Автобус приехал как всегда пустой, так как ее остановка была одной из первых. Она не любила КПП и всегда уезжала оттуда с какой-то безумной надежной, что больше туда не вернется. В мире за пределами «сундука» она могла забыть о том, что спит за шкафом, что ночью по ней бегают тараканы. Могла представить, что ей это только приснилось, и никто никогда не голосил пьяные песни, пока она спала. Никто не сжигал ее книги. А мама не дышала так странно и не задыхалась в собственных стонах, приводя в дом мужчин…

Закатив глаза, она слушала как тихо бьется сердце в ее груди и удивлялась тому, что все еще живая. Иной раз осознание простой истины, что она жива взрывалось в ее груди безудержным фейерверком счастья и надежды, что ничего еще не потеряно и все можно исправить. Пока ты жив все можно изменить и ничего не страшно. Но чаще всего ее существование ее угнетало. Столько раз она брала в руки нож, столько раз пыталась со всем покончить, но ничего не получалось. Она слишком слабая и трусливая. Об этом говорили тоненькие полоски на ее запястьях. Вот если бы они были толще, если бы она могла полоснуть по кисти сильнее все было бы по-другому. Точнее не было бы вовсе. Но ей ведь не нужна эта жизнь, не так ли? Она сама себе задавала этот вопрос, но ответ на него всегда был разным.

«Мне ведь всего шестнадцать. Только шестнадцать…»

Она смотрела на мир то пустыми, то безумно грустными глазами и спрашивала себя –неужели это моя жизнь? Та самая жизнь, которой я живу и больше ничего тут нету?

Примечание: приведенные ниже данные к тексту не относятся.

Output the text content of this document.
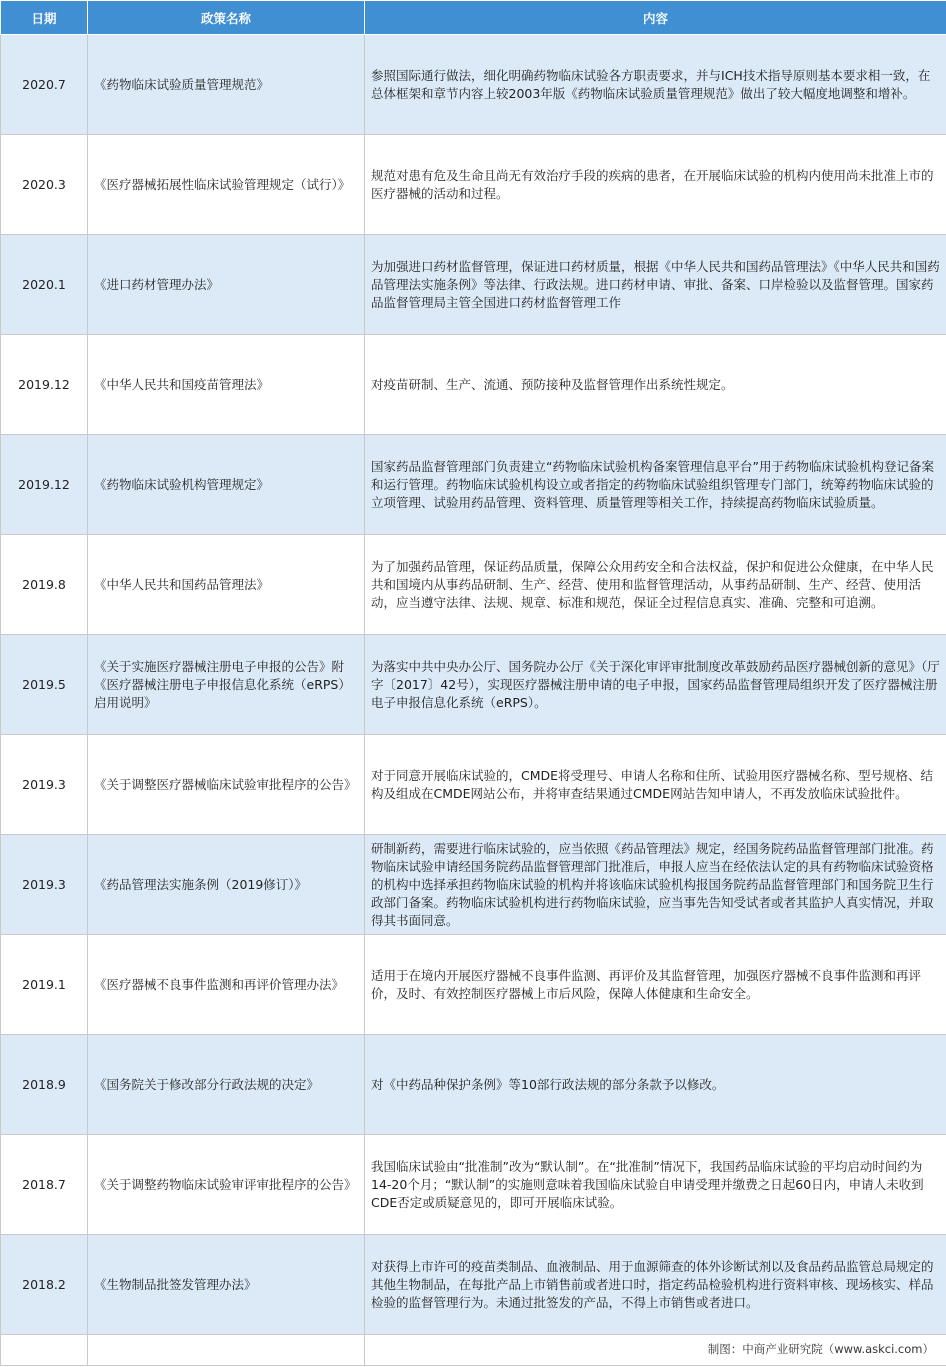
日期	政策名称	内容
2020.7	《药物临床试验质量管理规范》	参照国际通行做法，细化明确药物临床试验各方职责要求，并与ICH技术指导原则基本要求相一致，在总体框架和章节内容上较2003年版《药物临床试验质量管理规范》做出了较大幅度地调整和增补。
2020.3	《医疗器械拓展性临床试验管理规定（试行）》	规范对患有危及生命且尚无有效治疗手段的疾病的患者，在开展临床试验的机构内使用尚未批准上市的医疗器械的活动和过程。
2020.1	《进口药材管理办法》	为加强进口药材监督管理，保证进口药材质量，根据《中华人民共和国药品管理法》《中华人民共和国药品管理法实施条例》等法律、行政法规。进口药材申请、审批、备案、口岸检验以及监督管理。国家药品监督管理局主管全国进口药材监督管理工作
2019.12	《中华人民共和国疫苗管理法》	对疫苗研制、生产、流通、预防接种及监督管理作出系统性规定。
2019.12	《药物临床试验机构管理规定》	国家药品监督管理部门负责建立“药物临床试验机构备案管理信息平台”用于药物临床试验机构登记备案和运行管理。药物临床试验机构设立或者指定的药物临床试验组织管理专门部门，统筹药物临床试验的立项管理、试验用药品管理、资料管理、质量管理等相关工作，持续提高药物临床试验质量。
2019.8	《中华人民共和国药品管理法》	为了加强药品管理，保证药品质量，保障公众用药安全和合法权益，保护和促进公众健康，在中华人民共和国境内从事药品研制、生产、经营、使用和监督管理活动，从事药品研制、生产、经营、使用活动，应当遵守法律、法规、规章、标准和规范，保证全过程信息真实、准确、完整和可追溯。
2019.5	《关于实施医疗器械注册电子申报的公告》附《医疗器械注册电子申报信息化系统（eRPS）启用说明》	为落实中共中央办公厅、国务院办公厅《关于深化审评审批制度改革鼓励药品医疗器械创新的意见》（厅字〔2017〕42号），实现医疗器械注册申请的电子申报，国家药品监督管理局组织开发了医疗器械注册电子申报信息化系统（eRPS）。
2019.3	《关于调整医疗器械临床试验审批程序的公告》	对于同意开展临床试验的，CMDE将受理号、申请人名称和住所、试验用医疗器械名称、型号规格、结构及组成在CMDE网站公布，并将审查结果通过CMDE网站告知申请人，不再发放临床试验批件。
2019.3	《药品管理法实施条例（2019修订）》	研制新药，需要进行临床试验的，应当依照《药品管理法》规定，经国务院药品监督管理部门批准。药物临床试验申请经国务院药品监督管理部门批准后，申报人应当在经依法认定的具有药物临床试验资格的机构中选择承担药物临床试验的机构并将该临床试验机构报国务院药品监督管理部门和国务院卫生行政部门备案。药物临床试验机构进行药物临床试验，应当事先告知受试者或者其监护人真实情况，并取得其书面同意。
2019.1	《医疗器械不良事件监测和再评价管理办法》	适用于在境内开展医疗器械不良事件监测、再评价及其监督管理，加强医疗器械不良事件监测和再评价，及时、有效控制医疗器械上市后风险，保障人体健康和生命安全。
2018.9	《国务院关于修改部分行政法规的决定》	对《中药品种保护条例》等10部行政法规的部分条款予以修改。
2018.7	《关于调整药物临床试验审评审批程序的公告》	我国临床试验由“批准制”改为“默认制”。在“批准制”情况下，我国药品临床试验的平均启动时间约为14-20个月；“默认制”的实施则意味着我国临床试验自申请受理并缴费之日起60日内，申请人未收到CDE否定或质疑意见的，即可开展临床试验。
2018.2	《生物制品批签发管理办法》	对获得上市许可的疫苗类制品、血液制品、用于血源筛查的体外诊断试剂以及食品药品监管总局规定的其他生物制品，在每批产品上市销售前或者进口时，指定药品检验机构进行资料审核、现场核实、样品检验的监督管理行为。未通过批签发的产品，不得上市销售或者进口。

制图：中商产业研究院（www.askci.com）
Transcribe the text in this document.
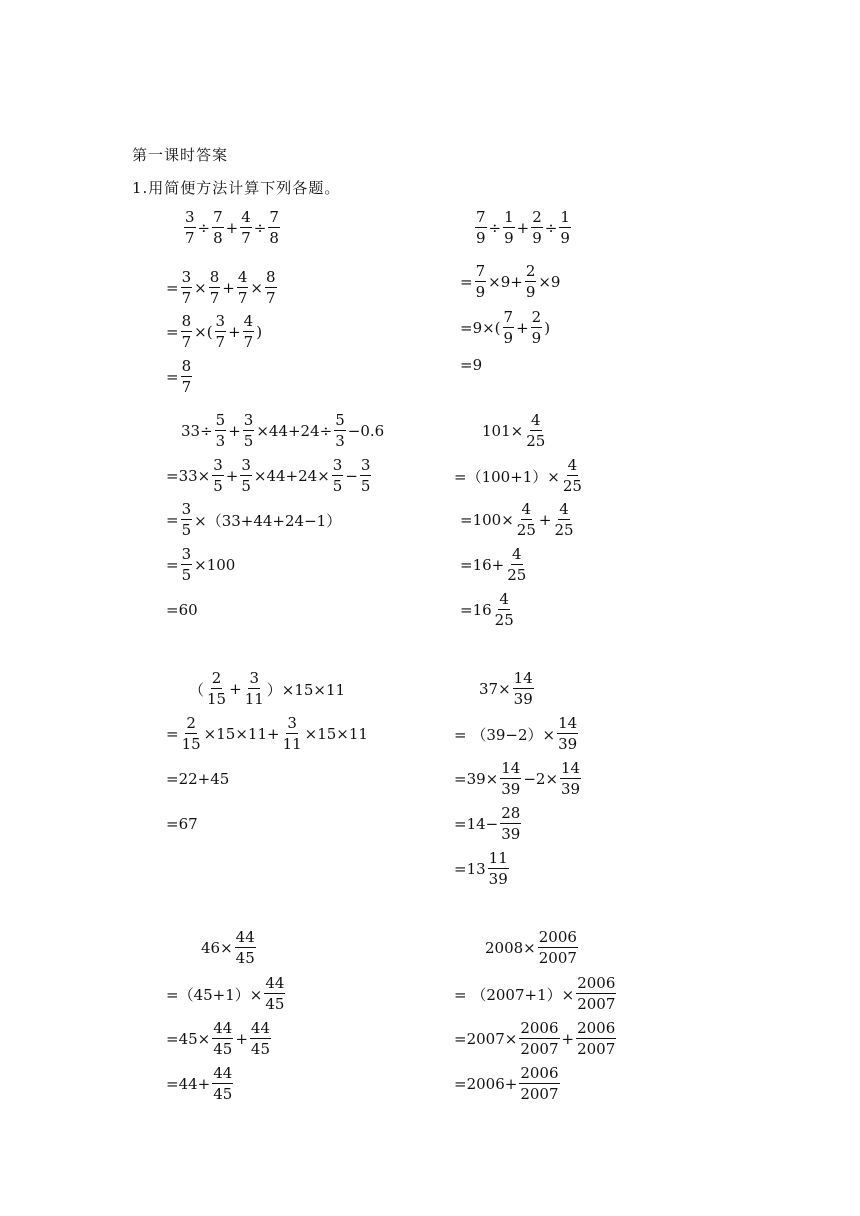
第一课时答案
1.用简便方法计算下列各题。
$\frac{3}{7} \div \frac{7}{8} + \frac{4}{7} \div \frac{7}{8}$
= $\frac{3}{7} \times \frac{8}{7} + \frac{4}{7} \times \frac{8}{7}$
= $\frac{8}{7}$ ×( $\frac{3}{7} + \frac{4}{7}$ )
= $\frac{8}{7}$
$\frac{7}{9} \div \frac{1}{9} + \frac{2}{9} \div \frac{1}{9}$
= $\frac{7}{9} \times 9+ \frac{2}{9} \times 9$
$=9\times( \frac{7}{9} + \frac{2}{9}$ )
=9
$33\div \frac{5}{3} + \frac{3}{5} \times 44+24\div \frac{5}{3} -0.6$
$=33\times \frac{3}{5} + \frac{3}{5} \times 44+24\times \frac{3}{5} - \frac{3}{5}$
= $\frac{3}{5} \times(33+44+24-1)$
= $\frac{3}{5} \times 100$
=60
$101\times \frac{4}{25}$
$=(100+1)\times \frac{4}{25}$
$=100\times \frac{4}{25} + \frac{4}{25}$
$=16+ \frac{4}{25}$
$=16 \frac{4}{25}$
（ $\frac{2}{15} + \frac{3}{11} )\times 15\times 11$
= $\frac{2}{15} \times 15\times 11+ \frac{3}{11} \times 15\times 11$
=22+45
=67
$37\times \frac{14}{39}$
= $(39-2)\times \frac{14}{39}$
$=39\times \frac{14}{39} -2\times \frac{14}{39}$
$=14- \frac{28}{39}$
$=13 \frac{11}{39}$
$46\times \frac{44}{45}$
$=(45+1)\times \frac{44}{45}$
$=45\times \frac{44}{45} + \frac{44}{45}$
$=44+ \frac{44}{45}$
$2008\times \frac{2006}{2007}$
= $(2007+1)\times \frac{2006}{2007}$
$=2007\times \frac{2006}{2007} + \frac{2006}{2007}$
$=2006+ \frac{2006}{2007}$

Впервые этот вопрос она задала себе год назад, когда все ее надежды рухнули. Когда она поняла, что все, что она воображала о своей жизни –это полный бред. И под ногами, склонив лицо ничком к бездонной пропасти разочарования она разглядела только девочку, которая всю жизнь спала за шкафом, девочку, в поношенной одежде, ненужную, брошенную, забытую даже Богом. Она молила его забрать ее к себе, получая в ответ лишь раскатистые волны грома на черном небе и трепетание сухой травы под ногами, которая так же как она жаждала дождя. Чтобы можно было раствориться в нем, растаять как сахар. Но тучи только дразнили…

Дразнили ее, и она тогда еще не знала, что не сможет забыть тот ливень, который вскоре прольется. Иногда ей казалось, что он никогда не проходил, а просто поселился в ее сердце и поливал его день ото дня холодной грозовой водой. Его не удавалось забыть, даже несмотря на то, что после него были и другие дожди, было много. Но этот она запомнит на всю оставшуюся жизнь, какой бы долгой или короткой она не была. И не потому, что он был самым сильным из всех, что ей приходилось видеть и слышать. Не потому, что он стучал по крыше старой бабушкиной избы, не давая сомкнуть глаз. И не потому, что пролился на улицы после невыносимо знойного дня. Он запомнится ей надолго, потому что именно в тот вечер она поняла, что больше не хочет жить.